The construction and maintenance of road infrastructures and buildings are evolving in response to environmental demands and the need for more efficient, durable and cost-effective materials. Current research focuses on advanced road materials—such as bituminous composites, recycling agent, natural or recycled geosynthetics, bio-based polymers, and reactive binders—that must meet both high performance and environmental standards, including carbon neutrality and pollutants in situ degradation. Similarly, the development of sustainable building materials made with plant-based aggregates as bio-based concrete or natural fibers as natural fibers reinforced composites must meet comparable durability and environmental requirements. Significant progresses have been made in developing new molecular compounds, including bio-sourced polymers, functionalized lignin, and modified bitumen with functional additives. These new generation advanced materials are engineered for properties like optimal viscoelasticity, self-healing, and improved adhesion. Nevertheless, several challenges remain, at several levels: microscopic, mesoscopic and macroscopic.

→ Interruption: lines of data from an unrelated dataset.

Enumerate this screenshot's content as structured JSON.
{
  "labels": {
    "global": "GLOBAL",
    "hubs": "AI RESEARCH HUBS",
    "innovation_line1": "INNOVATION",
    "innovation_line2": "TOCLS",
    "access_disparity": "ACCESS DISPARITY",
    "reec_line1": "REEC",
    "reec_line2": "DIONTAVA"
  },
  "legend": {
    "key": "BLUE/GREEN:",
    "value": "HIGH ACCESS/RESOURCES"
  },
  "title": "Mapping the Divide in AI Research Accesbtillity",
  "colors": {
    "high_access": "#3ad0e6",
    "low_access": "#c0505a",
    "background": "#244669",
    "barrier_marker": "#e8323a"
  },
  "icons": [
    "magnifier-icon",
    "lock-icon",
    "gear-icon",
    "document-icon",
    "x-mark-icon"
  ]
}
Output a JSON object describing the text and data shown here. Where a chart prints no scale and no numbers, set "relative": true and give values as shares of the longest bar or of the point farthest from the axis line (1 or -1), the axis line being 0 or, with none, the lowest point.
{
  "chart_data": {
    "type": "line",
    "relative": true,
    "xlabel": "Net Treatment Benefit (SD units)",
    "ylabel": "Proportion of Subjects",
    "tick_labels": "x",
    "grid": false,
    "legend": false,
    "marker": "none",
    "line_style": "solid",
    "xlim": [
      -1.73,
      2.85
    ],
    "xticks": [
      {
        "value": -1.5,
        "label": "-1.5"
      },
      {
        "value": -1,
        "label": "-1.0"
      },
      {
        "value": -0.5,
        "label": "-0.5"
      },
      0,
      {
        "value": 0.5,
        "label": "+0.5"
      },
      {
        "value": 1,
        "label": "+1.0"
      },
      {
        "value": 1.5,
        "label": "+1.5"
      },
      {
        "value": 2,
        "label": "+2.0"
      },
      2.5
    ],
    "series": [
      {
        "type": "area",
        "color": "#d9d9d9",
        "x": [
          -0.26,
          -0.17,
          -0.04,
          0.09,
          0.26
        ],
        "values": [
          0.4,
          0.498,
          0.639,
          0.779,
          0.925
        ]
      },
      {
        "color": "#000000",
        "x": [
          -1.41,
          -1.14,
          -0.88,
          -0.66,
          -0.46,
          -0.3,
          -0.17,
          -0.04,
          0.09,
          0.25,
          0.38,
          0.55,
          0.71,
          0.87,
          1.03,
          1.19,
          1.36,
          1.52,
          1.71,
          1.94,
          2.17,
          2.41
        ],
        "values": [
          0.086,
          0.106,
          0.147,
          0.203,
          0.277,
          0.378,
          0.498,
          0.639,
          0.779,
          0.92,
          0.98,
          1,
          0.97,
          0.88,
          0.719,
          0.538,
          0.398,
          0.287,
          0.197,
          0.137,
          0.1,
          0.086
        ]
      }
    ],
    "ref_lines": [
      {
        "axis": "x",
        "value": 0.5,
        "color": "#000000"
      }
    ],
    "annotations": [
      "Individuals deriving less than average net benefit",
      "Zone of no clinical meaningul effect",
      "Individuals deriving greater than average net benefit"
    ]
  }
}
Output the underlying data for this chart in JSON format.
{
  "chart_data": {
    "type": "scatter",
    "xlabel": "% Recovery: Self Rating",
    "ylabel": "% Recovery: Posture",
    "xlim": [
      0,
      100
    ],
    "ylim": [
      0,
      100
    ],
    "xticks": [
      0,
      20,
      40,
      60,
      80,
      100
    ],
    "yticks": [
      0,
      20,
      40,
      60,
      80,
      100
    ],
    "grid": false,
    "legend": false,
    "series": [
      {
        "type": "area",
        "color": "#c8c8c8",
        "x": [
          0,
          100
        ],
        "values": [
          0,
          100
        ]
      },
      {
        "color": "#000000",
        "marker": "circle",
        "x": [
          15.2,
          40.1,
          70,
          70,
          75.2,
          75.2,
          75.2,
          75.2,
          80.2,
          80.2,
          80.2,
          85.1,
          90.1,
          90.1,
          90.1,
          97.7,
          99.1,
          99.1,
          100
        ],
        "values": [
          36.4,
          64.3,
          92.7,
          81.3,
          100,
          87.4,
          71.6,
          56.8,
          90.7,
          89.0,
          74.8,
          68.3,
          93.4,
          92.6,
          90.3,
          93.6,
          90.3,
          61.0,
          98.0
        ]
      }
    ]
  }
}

In addition to experimental and implementation-related challenges, a central focus is the multiscale modeling of these materials, which must account for phenomena ranging from molecular interactions (e.g., polymer entanglement, additive diffusion, interfacial bonding) up to the macroscopic behavior of the road layers under traffic and climate and of buildings under environmental conditions. The change of scale remains however, not fully understood. [1] Indeed, the properties of interest—viscoelastic behavior, binding adhesion, phase compatibility, microstructure evolution under aging—are strongly scale-dependent and require sophisticated computational approaches and further developments and implementations. For instance, molecular dynamics (MD) simulations, coarse-grained modeling, and mesoscopic phase field methods are increasingly used to bridge the gap between formulation and material performance. [2] These are often coupled with continuum mechanics models (e.g., finite element analysis, poromechanics) that predict large-scale deformation, cracking, or rutting in road pavements as well as the mechanical and thermal behavior of bio-based building materials.

At the same time, experimental characterization techniques—including microscopy (SEM, AFM), spectroscopic methods (FTIR), chromatography (GPC), calorimetry (DSC), rheological testing, microtomography (CT), and environmental simulation chambers—provide essential data to validate models and calibrate parameters. The interplay between modeling and characterization is thus at the heart of current research, especially in the context of low-carbon infrastructure and building development.

The main challenges to the study of road materials arise from their complexity and the multi-physics, multi-scale nature of their degradation phenomena.

These include for instance:

·        The description of the microstructure and micro-properties of asphalt and biobased materials at the microscopic level must rely on molecular dynamics (MD) simulations using tailored force fields, derived either from empirical data or advanced quantum mechanical calculations.

·        Bitumen,asphalt, bio-based concrete, composite are complex multiphase composites whose heterogeneous phases interact unpredictably at the microscale, with interfaces, such as bitumen–aggregate, bio-based aggregates-binders filler–matrix, posing significant challenges for accurate characterization and simulation.

·        The computational complexity of these systems. This requires balancing model fidelity with computational efficiency to make simulations practical for design and material optimization.

·        A key modeling goal is to predict macroscopic properties, such as fatigue life and cracking resistance, from microstructural features and aging mechanisms, which requires approaches like homogenization, multi-scale coupling, or machine learning, each with inherent limitations.

·        The lack of high-resolution experimental data, calibrating and validating micro/meso-scale models.

For these reasons, there is an urgent need to develop and implement new, generalizable methodologies that can bridge scales and accurately capture the chemical and mechanical aging of these materials. Therefore, the main aim of this CECAM workshop is to bring together early-career, established, and senior researchers, both academic and industrial, to share their expertise and present state-of-the-art approaches in the modeling and characterization of road and building materials, from molecular simulations to mesoscopic and continuum descriptions. We will target also the main bottlenecks that could hinder advances in this filed and the industrial large-scale setting.